A legislação no caminho do Bard
Desde o começo do ano, o Brasil virou um dos epicentros de regulação das Big Tech no mundo, com a volta da tramitação do PL 2630 — também conhecido como PL das Fake News — e a retomada da discussão no Supremo Tribunal Federal que pode levar a uma mudança no Marco Civil da Internet.
Nós estamos vivendo um momento bastante delicado. O problema não é bem regulação. Está havendo uma certa birra das empresas em relação ao temaTainá Aguiar Junquilho, pesquisadora do ITS-Rio (Instituto de Tecnologia e Sociedade do Rio)e professora no IDP (Instituto Brasileiro de Ensino, Desenvolvimento e Pesquisa)
As Big Tech são contrárias a alguns pontos do PL das Fake News. Na semana em que o projeto seria votado na Câmara dos Deputados, o Google exibiu em sua ferramenta de busca uma mensagem afirmando que o projeto de lei poderia “aumentar a confusão sobre o que é verdade ou mentira no Brasil”. A votação não chegou a ocorrer. Ainda assim, o Telegram enviou a todos os seus usuários uma mensagem contra o PL das Fake News.
As discussões legislativas são o traço que liga os países cortados da lista de ampliação do Bard.
O Canadá discute uma lei de mídia que obriga empresas como Alphabet Inc e Meta, que controlam Google e Facebook respectivamente, a pagar veículos de imprensa. Inspirada em uma legislação aprovada em 2021 na Austrália, a proposta é que essas companhias façam acordos comerciais para remunerar jornais, revistas, sites, TVs e rádios pelo conteúdo produzido por eles e exibido em seus aplicativos e sites.
Recentemente, a União Europeia também sancionou a Lei dos Serviços Digitais (DSA, em inglês). Com 12 regras, a legislação altera drasticamente a relação dos usuários com as plataformas digitais.

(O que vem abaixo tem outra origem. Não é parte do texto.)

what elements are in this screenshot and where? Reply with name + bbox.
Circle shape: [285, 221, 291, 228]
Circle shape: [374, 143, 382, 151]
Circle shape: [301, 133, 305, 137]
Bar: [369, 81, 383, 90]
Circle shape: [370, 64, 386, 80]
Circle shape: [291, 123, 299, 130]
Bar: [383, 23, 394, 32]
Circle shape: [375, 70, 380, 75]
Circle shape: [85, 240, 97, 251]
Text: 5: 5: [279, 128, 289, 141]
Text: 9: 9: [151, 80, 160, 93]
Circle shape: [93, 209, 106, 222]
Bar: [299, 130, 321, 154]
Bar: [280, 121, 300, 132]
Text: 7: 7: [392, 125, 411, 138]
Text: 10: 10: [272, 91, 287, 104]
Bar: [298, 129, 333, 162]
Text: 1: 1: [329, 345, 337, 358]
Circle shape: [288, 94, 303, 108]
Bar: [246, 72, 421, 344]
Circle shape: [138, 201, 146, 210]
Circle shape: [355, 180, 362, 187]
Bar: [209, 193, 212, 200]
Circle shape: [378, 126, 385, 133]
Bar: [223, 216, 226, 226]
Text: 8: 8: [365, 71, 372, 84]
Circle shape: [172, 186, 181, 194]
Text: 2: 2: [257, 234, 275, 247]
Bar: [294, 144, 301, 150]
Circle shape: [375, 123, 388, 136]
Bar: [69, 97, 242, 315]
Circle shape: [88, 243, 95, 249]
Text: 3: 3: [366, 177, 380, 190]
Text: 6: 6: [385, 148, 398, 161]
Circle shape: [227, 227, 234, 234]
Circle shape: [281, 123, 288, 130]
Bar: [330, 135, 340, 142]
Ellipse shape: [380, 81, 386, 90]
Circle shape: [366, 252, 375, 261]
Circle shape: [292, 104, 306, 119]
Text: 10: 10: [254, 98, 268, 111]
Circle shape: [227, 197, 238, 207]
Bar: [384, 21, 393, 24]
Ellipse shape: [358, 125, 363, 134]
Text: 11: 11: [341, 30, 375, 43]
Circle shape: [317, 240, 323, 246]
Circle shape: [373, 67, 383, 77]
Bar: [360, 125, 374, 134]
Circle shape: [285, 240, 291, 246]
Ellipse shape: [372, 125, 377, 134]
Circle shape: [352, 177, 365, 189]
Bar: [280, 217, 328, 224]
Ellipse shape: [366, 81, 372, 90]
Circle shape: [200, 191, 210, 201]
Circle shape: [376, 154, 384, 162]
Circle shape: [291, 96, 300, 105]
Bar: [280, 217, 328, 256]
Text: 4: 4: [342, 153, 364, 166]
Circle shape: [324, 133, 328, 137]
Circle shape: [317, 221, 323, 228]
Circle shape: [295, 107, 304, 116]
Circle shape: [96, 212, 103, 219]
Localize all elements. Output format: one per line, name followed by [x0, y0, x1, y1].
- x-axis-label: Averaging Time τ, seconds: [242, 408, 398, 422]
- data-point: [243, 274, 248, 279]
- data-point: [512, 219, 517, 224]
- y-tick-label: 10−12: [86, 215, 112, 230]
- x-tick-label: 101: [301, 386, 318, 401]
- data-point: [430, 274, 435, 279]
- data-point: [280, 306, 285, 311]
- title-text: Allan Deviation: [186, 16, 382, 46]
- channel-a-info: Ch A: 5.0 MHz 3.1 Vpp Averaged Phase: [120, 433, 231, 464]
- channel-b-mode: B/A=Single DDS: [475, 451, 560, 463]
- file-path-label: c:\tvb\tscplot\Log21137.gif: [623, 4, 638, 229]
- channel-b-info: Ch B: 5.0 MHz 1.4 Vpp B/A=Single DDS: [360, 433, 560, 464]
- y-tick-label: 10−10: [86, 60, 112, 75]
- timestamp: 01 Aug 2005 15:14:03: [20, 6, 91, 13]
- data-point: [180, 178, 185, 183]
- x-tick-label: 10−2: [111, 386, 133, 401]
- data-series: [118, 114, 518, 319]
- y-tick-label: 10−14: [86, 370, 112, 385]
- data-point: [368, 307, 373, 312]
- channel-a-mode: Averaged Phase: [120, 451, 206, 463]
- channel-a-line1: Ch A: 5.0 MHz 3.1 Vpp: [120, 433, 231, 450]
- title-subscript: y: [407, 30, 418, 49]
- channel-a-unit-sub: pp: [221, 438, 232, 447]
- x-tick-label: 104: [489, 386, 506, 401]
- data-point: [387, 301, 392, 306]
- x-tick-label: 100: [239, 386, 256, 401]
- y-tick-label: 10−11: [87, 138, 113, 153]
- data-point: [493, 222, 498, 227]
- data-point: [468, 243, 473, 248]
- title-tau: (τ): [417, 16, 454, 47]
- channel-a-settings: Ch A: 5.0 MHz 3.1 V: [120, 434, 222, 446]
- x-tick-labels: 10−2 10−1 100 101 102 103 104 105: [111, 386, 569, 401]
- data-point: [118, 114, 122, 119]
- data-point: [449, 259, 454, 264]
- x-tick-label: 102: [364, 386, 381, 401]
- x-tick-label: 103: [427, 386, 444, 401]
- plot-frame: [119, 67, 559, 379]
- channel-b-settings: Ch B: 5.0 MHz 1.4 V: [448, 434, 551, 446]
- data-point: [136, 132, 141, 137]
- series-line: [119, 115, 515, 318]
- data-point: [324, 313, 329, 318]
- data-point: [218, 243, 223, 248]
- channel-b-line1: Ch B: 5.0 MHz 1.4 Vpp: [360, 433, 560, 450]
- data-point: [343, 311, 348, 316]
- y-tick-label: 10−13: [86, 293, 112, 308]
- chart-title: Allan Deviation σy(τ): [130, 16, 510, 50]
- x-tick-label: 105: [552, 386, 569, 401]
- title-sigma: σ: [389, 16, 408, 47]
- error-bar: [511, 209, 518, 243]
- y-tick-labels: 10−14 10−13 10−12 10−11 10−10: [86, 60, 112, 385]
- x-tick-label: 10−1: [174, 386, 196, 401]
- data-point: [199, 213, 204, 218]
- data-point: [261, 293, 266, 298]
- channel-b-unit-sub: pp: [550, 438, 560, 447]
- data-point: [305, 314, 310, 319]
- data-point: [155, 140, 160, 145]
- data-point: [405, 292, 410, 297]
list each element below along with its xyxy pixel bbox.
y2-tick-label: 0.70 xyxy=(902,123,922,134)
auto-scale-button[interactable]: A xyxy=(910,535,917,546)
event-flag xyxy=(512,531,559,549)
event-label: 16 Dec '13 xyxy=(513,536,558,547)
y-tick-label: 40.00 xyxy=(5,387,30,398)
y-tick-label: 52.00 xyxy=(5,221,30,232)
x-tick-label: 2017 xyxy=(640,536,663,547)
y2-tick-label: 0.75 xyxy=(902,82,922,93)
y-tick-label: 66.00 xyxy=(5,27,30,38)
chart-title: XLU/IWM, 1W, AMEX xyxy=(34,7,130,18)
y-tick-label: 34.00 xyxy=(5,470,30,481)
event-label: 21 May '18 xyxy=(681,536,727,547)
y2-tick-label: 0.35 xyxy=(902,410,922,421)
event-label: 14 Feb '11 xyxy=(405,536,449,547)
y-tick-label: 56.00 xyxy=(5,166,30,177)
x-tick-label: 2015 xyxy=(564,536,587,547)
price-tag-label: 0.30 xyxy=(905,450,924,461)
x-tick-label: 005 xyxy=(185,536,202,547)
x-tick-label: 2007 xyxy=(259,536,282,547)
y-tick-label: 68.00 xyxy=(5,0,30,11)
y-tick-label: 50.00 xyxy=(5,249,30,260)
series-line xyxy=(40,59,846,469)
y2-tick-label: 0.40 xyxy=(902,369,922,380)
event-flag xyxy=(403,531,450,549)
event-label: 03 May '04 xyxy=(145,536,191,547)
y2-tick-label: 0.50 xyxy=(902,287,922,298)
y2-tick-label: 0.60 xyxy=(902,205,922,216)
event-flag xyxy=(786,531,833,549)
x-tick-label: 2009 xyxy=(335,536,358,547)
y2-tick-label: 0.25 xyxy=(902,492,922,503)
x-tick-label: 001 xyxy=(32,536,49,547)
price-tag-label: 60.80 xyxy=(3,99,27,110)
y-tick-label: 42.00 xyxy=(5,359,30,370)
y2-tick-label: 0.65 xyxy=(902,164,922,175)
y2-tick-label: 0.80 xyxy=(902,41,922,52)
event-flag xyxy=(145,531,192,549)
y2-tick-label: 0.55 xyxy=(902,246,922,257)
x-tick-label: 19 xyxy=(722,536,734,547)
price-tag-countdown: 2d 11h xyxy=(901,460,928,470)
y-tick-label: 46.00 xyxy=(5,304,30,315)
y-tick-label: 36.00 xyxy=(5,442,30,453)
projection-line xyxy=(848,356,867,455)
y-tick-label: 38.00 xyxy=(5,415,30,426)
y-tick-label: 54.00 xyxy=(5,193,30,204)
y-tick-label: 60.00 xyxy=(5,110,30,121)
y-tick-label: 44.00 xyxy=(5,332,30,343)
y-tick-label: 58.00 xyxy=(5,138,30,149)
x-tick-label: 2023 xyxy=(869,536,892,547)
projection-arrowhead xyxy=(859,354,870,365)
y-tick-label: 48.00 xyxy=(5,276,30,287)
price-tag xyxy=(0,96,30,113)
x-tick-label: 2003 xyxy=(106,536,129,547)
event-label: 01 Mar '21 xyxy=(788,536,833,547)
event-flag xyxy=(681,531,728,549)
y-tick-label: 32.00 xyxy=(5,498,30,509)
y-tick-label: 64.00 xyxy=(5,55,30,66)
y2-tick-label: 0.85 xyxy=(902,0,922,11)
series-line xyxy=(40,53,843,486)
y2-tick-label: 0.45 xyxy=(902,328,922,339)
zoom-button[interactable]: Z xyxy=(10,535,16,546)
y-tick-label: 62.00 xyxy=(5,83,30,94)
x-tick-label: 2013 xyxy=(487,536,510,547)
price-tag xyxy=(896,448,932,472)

Essa nova lei é também fonte de inspiração para o PL das Fake News, assim como foi a GDPR (Regulamento Geral de Proteção de Dados, na tradução da sigla) no momento da criação da LGPD (Lei Geral de Proteção de Dados).
Para Junquilho, a indisposição de grandes plataformas em relação a esses marcos é uma espécie de espécie de demostração de força.
“Como a gente não usa essas essas tecnologias e não temos investido em estratégias para avanços na produção delas, ficamos reféns de importar. Áí países que têm mais força econômica, ainda que tenham legislação, conseguem sobreviver. Já países com menos força ficam reféns”, apontou.
Para a pesquisadora do ITS-RJ, a discussão legislativa no Brasil não foge muito do que acontece nos países da União Europeia. A professora afirma ainda que não implementar determinados serviços é também uma estratégia de empresas que não querem ser reguladas. “Vamos ver até quando vai durar”.